The sculptural trail in the history of love features two installations of abstract art. The first illustrates the six-role process as the perfect universe consisting of three acts and the resolution We examine the three marble stations as the acts of a play with the head stone as reflecting the conflict resolution.
The scale’s three equilibrial principles
The second abstract art exhibit illustrates the three formal equilibrial operations of the scale. We consider the three sculptures as reflecting the three formal operations: reciprocity, negation and correlation.
Moral monopoly, Tikkun Olam, healing the world, is an educational card game. The configuration of the game-board, the octopus design, presents the architecture of the unconscious, illustrated by 8 stories along four alternative paths to resolution.
Two tentacles of the octopus as the two six-part processes of two cultural stories.
The four suits of the deck of cards are a perfect metaphor for four cultures.
The heart and the diamond in red, are the cooperative modalities; the club and the spade in black, are the antagonistic ways of resolving conflicts.

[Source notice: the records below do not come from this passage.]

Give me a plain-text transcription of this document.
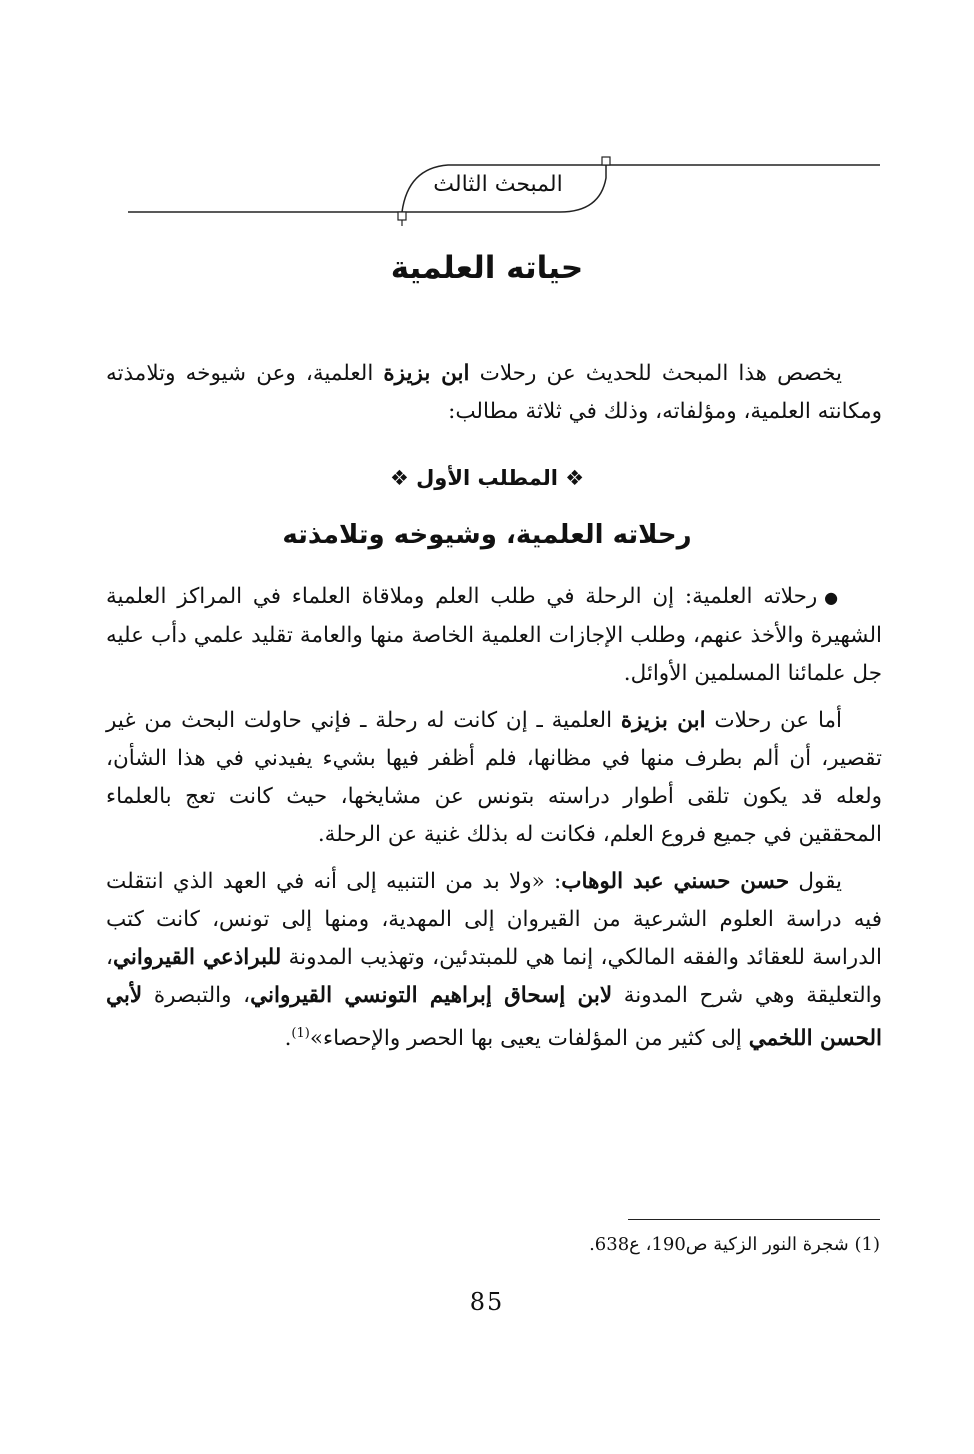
المبحث الثالث
حياته العلمية

يخصص هذا المبحث للحديث عن رحلات ابن بزيزة العلمية، وعن شيوخه وتلامذته ومكانته العلمية، ومؤلفاته، وذلك في ثلاثة مطالب:

❖ المطلب الأول ❖
رحلاته العلمية، وشيوخه وتلامذته

● رحلاته العلمية: إن الرحلة في طلب العلم وملاقاة العلماء في المراكز العلمية الشهيرة والأخذ عنهم، وطلب الإجازات العلمية الخاصة منها والعامة تقليد علمي دأب عليه جل علمائنا المسلمين الأوائل.

أما عن رحلات ابن بزيزة العلمية ـ إن كانت له رحلة ـ فإني حاولت البحث من غير تقصير، أن ألم بطرف منها في مظانها، فلم أظفر فيها بشيء يفيدني في هذا الشأن، ولعله قد يكون تلقى أطوار دراسته بتونس عن مشايخها، حيث كانت تعج بالعلماء المحققين في جميع فروع العلم، فكانت له بذلك غنية عن الرحلة.

يقول حسن حسني عبد الوهاب: «ولا بد من التنبيه إلى أنه في العهد الذي انتقلت فيه دراسة العلوم الشرعية من القيروان إلى المهدية، ومنها إلى تونس، كانت كتب الدراسة للعقائد والفقه المالكي، إنما هي للمبتدئين، وتهذيب المدونة للبراذعي القيرواني، والتعليقة وهي شرح المدونة لابن إسحاق إبراهيم التونسي القيرواني، والتبصرة لأبي الحسن اللخمي إلى كثير من المؤلفات يعيى بها الحصر والإحصاء»$^{(1)}$.

(1) شجرة النور الزكية ص190، ع638.
85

The right field is power and the left is powerlessness. The colored cards symbolize the king, queen and jack as the family role models of resolving conflicts; the numbered cards unfold as 2 stories, 2 sequences of six role-states each. Jokers represent science.
The sociogram, as the quadrants of relational alternatives
Mural two: The American flag becomes the flag of the united metaphors. The joker of the stripes reflects the laws of the simple harmonic motion. The stripes illustrate four cultures’ alternative six role process.
The stars of the flag are in a relational constellation on the normative map the three circumferences. Their placement identifies the cultures’ power placement within the sociogram. The vectors reflect the attitude alternatives; clockwise for cooperation and counterclockwise vectors for antagonism. The second joker is about the equilibrial laws of a scale.
The conflict analysis battery helps to identify the test taker’s six-role syndromal process and his/hers relational modality. The statistical analysis shows the level of agreement.
Which one of the following relational modality types do you identify with?
A for Dorothy, dominant cooperative,
B for the lion, dominant antagonistic,
C for the scare crow, submissive cooperative, and
D for the tin man, submissive antagonistic.